El Gobierno argentino quiere penalizar a los miembros de la fuerzas de seguridad que abandonen sus funciones, a raíz de los disturbios y saqueos producidos durante recientes huelgas policiales en los que han muerto 14 personas.

Para ello la presidenta Cristina Fernández firmó un decreto, publicado hoy en el Boletín Oficial, con un proyecto de ley para sustituir el artículo 252 del Código Penal, que será enviado al Congreso para que lo debata en las sesiones extraordinarias que tendrán lugar antes de fin de año.

El proyecto incorpora "penas específicas para aquellos miembros de las fuerzas de seguridad nacionales, provinciales y de la Ciudad Autónoma de Buenos Aires, o agencias estatales armadas que por su naturaleza tuvieren a cargo el cuidado de personas".

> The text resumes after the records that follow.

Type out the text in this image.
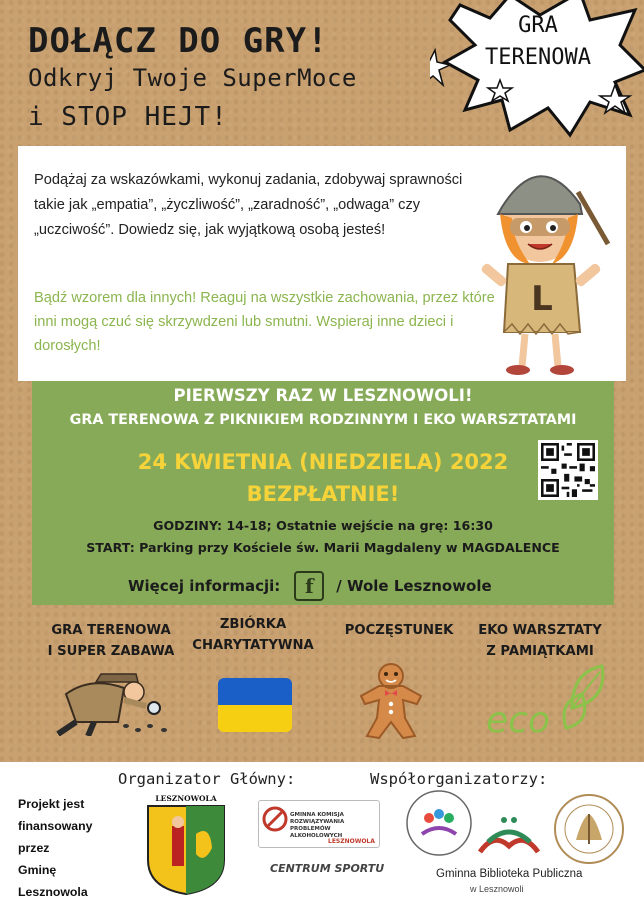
DOŁĄCZ DO GRY!
Odkryj Twoje SuperMoce
i STOP HEJT!
GRA
TERENOWA
Podążaj za wskazówkami, wykonuj zadania, zdobywaj sprawności takie jak „empatia”, „życzliwość”, „zaradność”, „odwaga” czy „uczciwość”. Dowiedz się, jak wyjątkową osobą jesteś!
Bądź wzorem dla innych! Reaguj na wszystkie zachowania, przez które inni mogą czuć się skrzywdzeni lub smutni. Wspieraj inne dzieci i dorosłych!
L
PIERWSZY RAZ W LESZNOWOLI!
GRA TERENOWA Z PIKNIKIEM RODZINNYM I EKO WARSZTATAMI
24 KWIETNIA (NIEDZIELA) 2022
BEZPŁATNIE!
GODZINY: 14-18; Ostatnie wejście na grę: 16:30
START: Parking przy Kościele św. Marii Magdaleny w MAGDALENCE
Więcej informacji:	f	/ Wole Lesznowole
GRA TERENOWA
I SUPER ZABAWA
ZBIÓRKA
CHARYTATYWNA
POCZĘSTUNEK	EKO WARSZTATY
Z PAMIĄTKAMI
eco
Organizator Główny:	Współorganizatorzy:
Projekt jest
finansowany
przez
Gminę
Lesznowola
LESZNOWOLA
GMINNA KOMISJA ROZWIĄZYWANIA PROBLEMÓW ALKOHOLOWYCH
LESZNOWOLA
CENTRUM SPORTU	Gminna Biblioteka Publiczna
w Lesznowoli
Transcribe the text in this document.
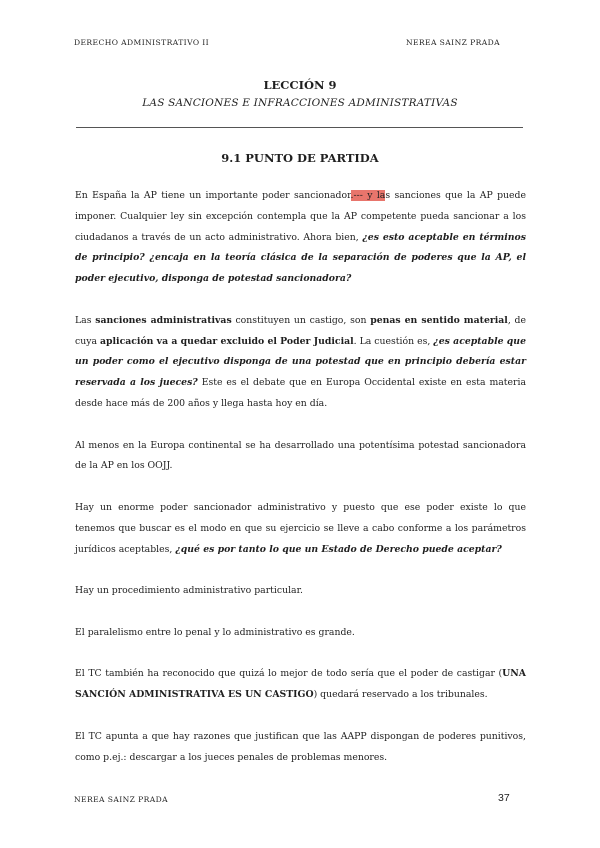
DERECHO ADMINISTRATIVO II	NEREA SAINZ PRADA
LECCIÓN 9
LAS SANCIONES E INFRACCIONES ADMINISTRATIVAS
9.1 PUNTO DE PARTIDA

En España la AP tiene un importante poder sancionador.--- y las sanciones que la AP puede imponer. Cualquier ley sin excepción contempla que la AP competente pueda sancionar a los ciudadanos a través de un acto administrativo. Ahora bien, ¿es esto aceptable en términos de principio? ¿encaja en la teoría clásica de la separación de poderes que la AP, el poder ejecutivo, disponga de potestad sancionadora?

Las sanciones administrativas constituyen un castigo, son penas en sentido material, de cuya aplicación va a quedar excluido el Poder Judicial. La cuestión es, ¿es aceptable que un poder como el ejecutivo disponga de una potestad que en principio debería estar reservada a los jueces? Este es el debate que en Europa Occidental existe en esta materia desde hace más de 200 años y llega hasta hoy en día.

Al menos en la Europa continental se ha desarrollado una potentísima potestad sancionadora de la AP en los OOJJ.

Hay un enorme poder sancionador administrativo y puesto que ese poder existe lo que tenemos que buscar es el modo en que su ejercicio se lleve a cabo conforme a los parámetros jurídicos aceptables, ¿qué es por tanto lo que un Estado de Derecho puede aceptar?

Hay un procedimiento administrativo particular.

El paralelismo entre lo penal y lo administrativo es grande.

El TC también ha reconocido que quizá lo mejor de todo sería que el poder de castigar (UNA SANCIÓN ADMINISTRATIVA ES UN CASTIGO) quedará reservado a los tribunales.

El TC apunta a que hay razones que justifican que las AAPP dispongan de poderes punitivos, como p.ej.: descargar a los jueces penales de problemas menores.

NEREA SAINZ PRADA	37
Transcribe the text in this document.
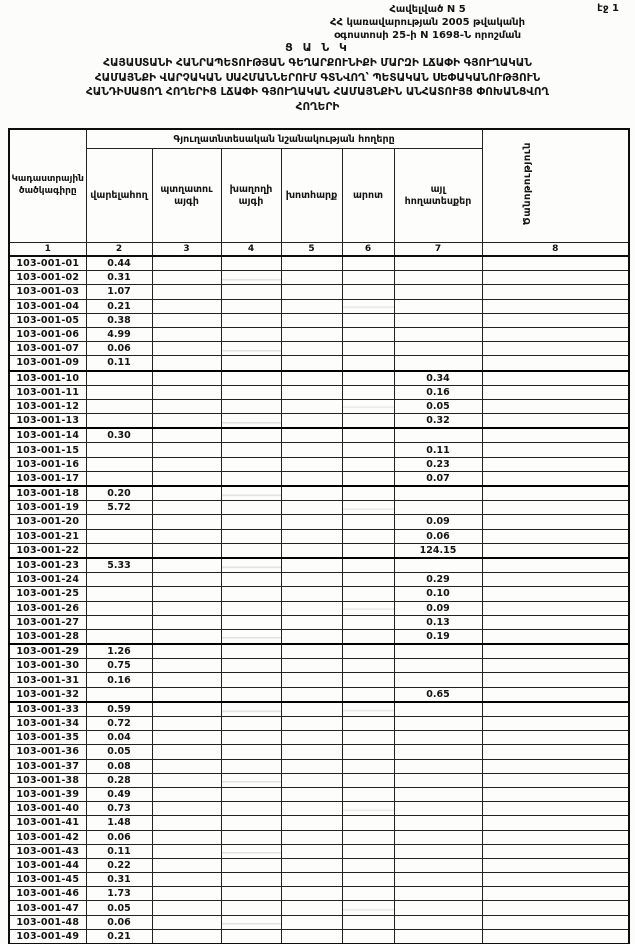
Հավելված N 5
ՀՀ կառավարության 2005 թվականի
օգոստոսի 25-ի N 1698-Ն որոշման
էջ 1
Ց Ա Ն Կ
ՀԱՅԱՍՏԱՆԻ ՀԱՆՐԱՊԵՏՈՒԹՅԱՆ ԳԵՂԱՐՔՈՒՆԻՔԻ ՄԱՐԶԻ ԼՃԱՓԻ ԳՅՈՒՂԱԿԱՆ
ՀԱՄԱՅՆՔԻ ՎԱՐՉԱԿԱՆ ՍԱՀՄԱՆՆԵՐՈՒՄ ԳՏՆՎՈՂ՝ ՊԵՏԱԿԱՆ ՍԵՓԱԿԱՆՈՒԹՅՈՒՆ
ՀԱՆԴԻՍԱՑՈՂ ՀՈՂԵՐԻՑ ԼՃԱՓԻ ԳՅՈՒՂԱԿԱՆ ՀԱՄԱՅՆՔԻՆ ԱՆՀԱՏՈՒՅՑ ՓՈԽԱՆՑՎՈՂ
ՀՈՂԵՐԻ
Կադաստրային ծածկագիրը	Գյուղատնտեսական նշանակության հողերը						Ծանոթություն
	վարելահող	պտղատու այգի	խաղողի այգի	խոտհարք	արոտ	այլ հողատեսքեր	
1	2	3	4	5	6	7	8
103-001-01	0.44						
103-001-02	0.31						
103-001-03	1.07						
103-001-04	0.21						
103-001-05	0.38						
103-001-06	4.99						
103-001-07	0.06						
103-001-09	0.11						
103-001-10						0.34	
103-001-11						0.16	
103-001-12						0.05	
103-001-13						0.32	
103-001-14	0.30						
103-001-15						0.11	
103-001-16						0.23	
103-001-17						0.07	
103-001-18	0.20						
103-001-19	5.72						
103-001-20						0.09	
103-001-21						0.06	
103-001-22						124.15	
103-001-23	5.33						
103-001-24						0.29	
103-001-25						0.10	
103-001-26						0.09	
103-001-27						0.13	
103-001-28						0.19	
103-001-29	1.26						
103-001-30	0.75						
103-001-31	0.16						
103-001-32						0.65	
103-001-33	0.59						
103-001-34	0.72						
103-001-35	0.04						
103-001-36	0.05						
103-001-37	0.08						
103-001-38	0.28						
103-001-39	0.49						
103-001-40	0.73						
103-001-41	1.48						
103-001-42	0.06						
103-001-43	0.11						
103-001-44	0.22						
103-001-45	0.31						
103-001-46	1.73						
103-001-47	0.05						
103-001-48	0.06						
103-001-49	0.21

El decreto especifica que el objetivo es castigar a los miembros de las fuerzas de seguridad que a sabiendas abandonen injustificadamente actos de servicio o maliciosamente omitieren la prestación regular de la función a la que reglamentariamente están obligados".

El proyecto de ley busca tomar medidas tras los acuartelamientos y huelgas policiales, por reclamaciones salariales, que tuvieron lugar en las últimas dos semanas y provocaron una oleada de violencia y saqueos en la mayor parte del país.

Una veintena de provincias se vieron afectadas, en especial la norteña de Tucumán, donde las autoridades sanitarias elevaron a seis el número de fallecidos a raíz de los graves incidentes.

Otros dos jóvenes fallecieron este martes en la localidad de Concordia, en la provincia de Entre Ríos, también a consecuencia de las graves heridas sufridas durante los saqueos.

Fuentes oficiales señalaron además que siete policías fueron detenidos en Tucumán y puestos a disposición judicial por su presunta relación con los robos.

Los detenidos se unen a los nueve agentes arrestados el pasado sábado en la misma provincia.

A todos ellos se les imputa el delito de presunta "autoría mediata" de diversos actos ilegales cometidos durante la oleada de ataques a comercios y viviendas.